Они с рыданиями явились в мои покои: третья хотела вытянуть из меня ещё денег — того золота, что я дала каждой из них, этой женщине показалось мало. Вторая наложница желала остаться в доме. Обе говорили, что несчастны, что им не повезло при рождении, уверяли, что не знают, где живут их родители, что никакой другой семьи у них нет. Я не отвечала. Мне казалось, что их стенания могут утянуть меня в тот мерзкий водоворот, где уже барахтались эти женщины.
Глядя в красные от слёз глаза наложниц отца, я впервые после его смерти думала о нём как о мужчине.
Он пренебрегал моей матерью, предпочитая ей этих чувственных, умелых, но обманутых жизнью женщин. Отец любил своих наложниц и упивался их слабостью. Они были его ложью и его свободой. Его зеркалом, его утешением.
Нетерпение овладело мною внезапно и беспричинно, как это случалось множество раз с тех пор, как я стала хозяйкой этого дома.
— Мой отец осыпал вас драгоценностями, я дала вам денег, их хватит на то, чтобы уехать как можно дальше, открыть небольшую торговлю. Прощайте, нам не о чем больше говорить.
Третья наложница набросилась на меня, выкрикивая имя моего отца, поминала великодушие моей матери, проклинала первую наложницу — ту, что умерла. Я поднялась и отстранила её.
— Не прикасайтесь ко мне. Исчезните — или я прикажу слугам вышвырнуть вас.
Она плюнула в мою сторону, рухнула навзничь и забилась головой об пол.

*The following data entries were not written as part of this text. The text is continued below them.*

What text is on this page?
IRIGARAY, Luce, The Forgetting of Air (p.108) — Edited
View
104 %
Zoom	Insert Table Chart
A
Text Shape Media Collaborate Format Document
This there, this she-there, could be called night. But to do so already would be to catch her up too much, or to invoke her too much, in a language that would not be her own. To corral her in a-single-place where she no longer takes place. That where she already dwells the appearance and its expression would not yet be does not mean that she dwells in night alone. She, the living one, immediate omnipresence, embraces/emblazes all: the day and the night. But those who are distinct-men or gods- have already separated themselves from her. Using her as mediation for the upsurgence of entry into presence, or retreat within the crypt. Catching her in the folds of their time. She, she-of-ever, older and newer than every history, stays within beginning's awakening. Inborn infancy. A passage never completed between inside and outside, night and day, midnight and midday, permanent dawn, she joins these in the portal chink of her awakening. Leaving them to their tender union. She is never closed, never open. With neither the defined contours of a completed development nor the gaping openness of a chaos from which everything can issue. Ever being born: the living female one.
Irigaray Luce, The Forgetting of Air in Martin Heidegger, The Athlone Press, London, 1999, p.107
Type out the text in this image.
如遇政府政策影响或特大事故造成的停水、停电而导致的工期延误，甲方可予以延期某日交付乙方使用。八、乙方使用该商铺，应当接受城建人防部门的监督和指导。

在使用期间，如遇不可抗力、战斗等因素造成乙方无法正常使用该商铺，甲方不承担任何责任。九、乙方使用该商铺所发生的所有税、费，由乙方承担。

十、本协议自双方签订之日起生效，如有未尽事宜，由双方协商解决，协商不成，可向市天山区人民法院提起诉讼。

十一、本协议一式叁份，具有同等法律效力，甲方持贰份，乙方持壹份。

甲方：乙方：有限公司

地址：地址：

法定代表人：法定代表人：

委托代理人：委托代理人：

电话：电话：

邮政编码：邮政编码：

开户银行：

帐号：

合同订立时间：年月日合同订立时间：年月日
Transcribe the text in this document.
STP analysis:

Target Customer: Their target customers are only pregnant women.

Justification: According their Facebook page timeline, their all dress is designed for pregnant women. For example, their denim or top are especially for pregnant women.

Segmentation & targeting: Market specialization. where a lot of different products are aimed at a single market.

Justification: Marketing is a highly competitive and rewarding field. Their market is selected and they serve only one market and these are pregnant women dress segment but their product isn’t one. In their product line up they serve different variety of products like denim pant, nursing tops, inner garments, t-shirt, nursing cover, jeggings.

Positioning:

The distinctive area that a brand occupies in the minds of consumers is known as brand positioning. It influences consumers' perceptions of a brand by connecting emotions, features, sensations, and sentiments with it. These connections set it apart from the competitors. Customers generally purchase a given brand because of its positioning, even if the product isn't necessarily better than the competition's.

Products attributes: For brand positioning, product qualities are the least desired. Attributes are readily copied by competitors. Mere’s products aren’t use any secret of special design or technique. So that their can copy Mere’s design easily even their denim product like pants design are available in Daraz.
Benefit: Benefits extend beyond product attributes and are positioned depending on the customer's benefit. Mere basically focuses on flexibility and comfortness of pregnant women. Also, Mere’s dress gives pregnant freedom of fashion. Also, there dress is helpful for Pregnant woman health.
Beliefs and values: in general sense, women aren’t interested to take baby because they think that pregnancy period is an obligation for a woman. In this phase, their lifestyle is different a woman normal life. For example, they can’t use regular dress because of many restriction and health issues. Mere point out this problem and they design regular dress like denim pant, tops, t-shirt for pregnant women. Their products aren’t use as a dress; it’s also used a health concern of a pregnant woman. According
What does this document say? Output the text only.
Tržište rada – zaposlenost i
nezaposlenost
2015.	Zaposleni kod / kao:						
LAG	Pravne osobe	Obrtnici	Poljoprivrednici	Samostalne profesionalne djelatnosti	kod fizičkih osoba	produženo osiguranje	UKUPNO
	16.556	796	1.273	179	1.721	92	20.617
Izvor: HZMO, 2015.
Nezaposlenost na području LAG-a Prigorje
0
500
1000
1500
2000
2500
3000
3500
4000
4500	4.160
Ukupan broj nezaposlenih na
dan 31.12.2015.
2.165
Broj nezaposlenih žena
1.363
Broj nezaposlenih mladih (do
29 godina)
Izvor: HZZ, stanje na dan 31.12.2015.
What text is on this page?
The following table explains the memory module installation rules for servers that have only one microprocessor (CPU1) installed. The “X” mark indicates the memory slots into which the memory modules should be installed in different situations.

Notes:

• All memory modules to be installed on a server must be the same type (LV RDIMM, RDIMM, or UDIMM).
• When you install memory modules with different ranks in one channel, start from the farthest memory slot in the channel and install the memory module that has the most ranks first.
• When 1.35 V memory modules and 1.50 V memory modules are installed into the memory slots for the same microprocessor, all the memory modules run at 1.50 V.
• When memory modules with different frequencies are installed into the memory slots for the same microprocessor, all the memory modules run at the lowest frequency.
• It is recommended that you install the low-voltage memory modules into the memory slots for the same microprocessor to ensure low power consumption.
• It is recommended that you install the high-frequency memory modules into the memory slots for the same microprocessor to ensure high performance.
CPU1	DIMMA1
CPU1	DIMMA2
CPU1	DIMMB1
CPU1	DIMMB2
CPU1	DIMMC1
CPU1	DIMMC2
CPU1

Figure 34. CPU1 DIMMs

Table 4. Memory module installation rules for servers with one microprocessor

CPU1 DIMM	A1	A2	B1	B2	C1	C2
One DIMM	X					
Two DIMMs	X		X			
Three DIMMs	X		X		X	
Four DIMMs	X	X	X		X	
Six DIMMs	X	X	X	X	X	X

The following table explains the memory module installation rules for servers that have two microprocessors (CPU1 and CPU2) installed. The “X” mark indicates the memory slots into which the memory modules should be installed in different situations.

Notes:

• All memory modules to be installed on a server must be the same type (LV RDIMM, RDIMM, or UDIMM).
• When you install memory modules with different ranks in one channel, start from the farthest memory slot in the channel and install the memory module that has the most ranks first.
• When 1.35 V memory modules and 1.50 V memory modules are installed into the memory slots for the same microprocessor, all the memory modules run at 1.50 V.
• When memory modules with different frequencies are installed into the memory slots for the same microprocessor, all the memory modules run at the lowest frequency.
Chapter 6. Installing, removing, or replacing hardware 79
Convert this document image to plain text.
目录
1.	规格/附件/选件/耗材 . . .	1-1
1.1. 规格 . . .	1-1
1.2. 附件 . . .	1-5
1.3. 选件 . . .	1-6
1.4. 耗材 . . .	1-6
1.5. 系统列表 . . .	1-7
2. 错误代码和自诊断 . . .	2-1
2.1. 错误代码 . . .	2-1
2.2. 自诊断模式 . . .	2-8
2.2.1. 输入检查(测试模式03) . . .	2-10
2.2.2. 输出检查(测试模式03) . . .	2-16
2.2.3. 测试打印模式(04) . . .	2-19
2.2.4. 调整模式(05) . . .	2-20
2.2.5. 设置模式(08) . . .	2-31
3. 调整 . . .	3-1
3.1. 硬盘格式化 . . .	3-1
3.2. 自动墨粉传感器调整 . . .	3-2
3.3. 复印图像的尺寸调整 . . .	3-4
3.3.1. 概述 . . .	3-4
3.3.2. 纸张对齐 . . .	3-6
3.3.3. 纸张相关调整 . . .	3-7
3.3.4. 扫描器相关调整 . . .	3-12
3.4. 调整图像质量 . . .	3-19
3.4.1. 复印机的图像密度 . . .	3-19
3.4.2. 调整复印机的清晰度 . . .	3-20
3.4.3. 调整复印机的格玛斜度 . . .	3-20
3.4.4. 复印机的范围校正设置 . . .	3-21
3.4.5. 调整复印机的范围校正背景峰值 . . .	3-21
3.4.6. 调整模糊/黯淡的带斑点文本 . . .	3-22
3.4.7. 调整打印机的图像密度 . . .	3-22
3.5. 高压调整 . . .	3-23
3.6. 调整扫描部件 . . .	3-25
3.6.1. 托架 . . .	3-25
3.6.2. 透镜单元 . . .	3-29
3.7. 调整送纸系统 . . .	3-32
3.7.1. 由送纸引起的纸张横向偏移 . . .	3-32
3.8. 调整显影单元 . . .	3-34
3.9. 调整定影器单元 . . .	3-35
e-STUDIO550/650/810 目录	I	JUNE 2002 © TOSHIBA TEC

Я вдруг поняла, что эта женщина мне безразлична, и почувствовала облегчение. В детстве я её боялась. В юности меня завораживали её смех и кокетливые взгляды. Теперь же проявилась её истинная сущность, и она стала для меня несуразным существом из прошлого.
Граница степи пролегала у подножия холма, над которым нависала горная гряда. По другую его сторону взору открывались окружённые полями поселения и укутанные туманом пагоды. Пыльная тропинка привела Чунь И в первую на его пути деревушку. Низкие домишки прижимались к древней земляной стене, из которой крестьяне брали материал для своих жилищ. Платаны шелестели высохшей на летней жаре листвой. Старики в лохмотьях дремали, греясь на солнце. Вокруг них расхаживали в поисках корма куры. На краю деревни крестьяне с бритыми черепами и тощими, спускающимися на спину косицами пропалывали поля. Они проводили Чунь И угрюмо-недоверчивыми взглядами.
Следующая деревня расположилась в высохшем после паводка русле Жёлтой реки. Стайка голых загорелых мальчишек окружила Чунь И, они бранились и пытались стащить его с седла.
До третьей деревни он добрался на закате. Крестьяне уже вернулись с полей. Деревья под алеющими небесами размышляли о сиюминутном и вечном. Молодая чета пригласила Чунь И на ночлег, отказавшись от его денег. Новый день возвестил о своём наступлении едва различимыми звуками. Ветерок надувал рисовую бумагу на окнах, блеяли овцы, кудахтали выпущенные из загона куры. Чунь И услышал, как звякнуло ведро в колодце, зашелестела солома, раздались тихие голоса. В очаге развели огонь, и в спальню проник запах еды. За окнами занимался рассвет.
В четвёртой деревне жили монахи. Закопчённые фрески украшали стены полуразвалившихся храмов. Под сводом тёмных галерей стояли статуи бодхисатв со свирепыми лицами. Они играли на флейтах и арфах или попирали проклятых. Воздух был густым от благовоний. Чунь И возжёг палочки ладана перед статуей золочёного Будды и опустился коленями на жёлтую шёлковую подушку, протёртую до дыр усердными верующими. Он сложил ладони и закрыл глаза. Тишина храма огласилась неясным рокотом голосов: по просьбе Чунь И монахи читали священные тексты. Он молился, и очень скоро перед его мысленным взором возник образ родного дома. Дом взволнованно дышал, он хотел, чтобы Чунь И вернулся, но тот больше не подчинялся его приказам. Юноша уподобился листку, оторвавшемуся от высохшего родового древа.
Миновав пятнадцатую деревню, Чунь И решил поесть бараньей лапши. В харчевне он встретил лодочников с Жёлтой реки, одетых в широкие чёрные штаны с мягкими синими кушаками и белые жилеты на голое тело. Их руки были покрыты сеткой синих, устрашающе вздувшихся вен. Они в полном молчании пили рисовую водку и жадно поглощали густую наваристую похлёбку. Выйдя на берег, Чунь И понял, что грохочущий поток мутной воды заглушает все слова.
Лодка скользнула по воде, и взору путника открылся бескрайний, поросший трепещущим на ветру тростником берег. Вдалеке поля кукурузы переходили в золотистое море пшеницы.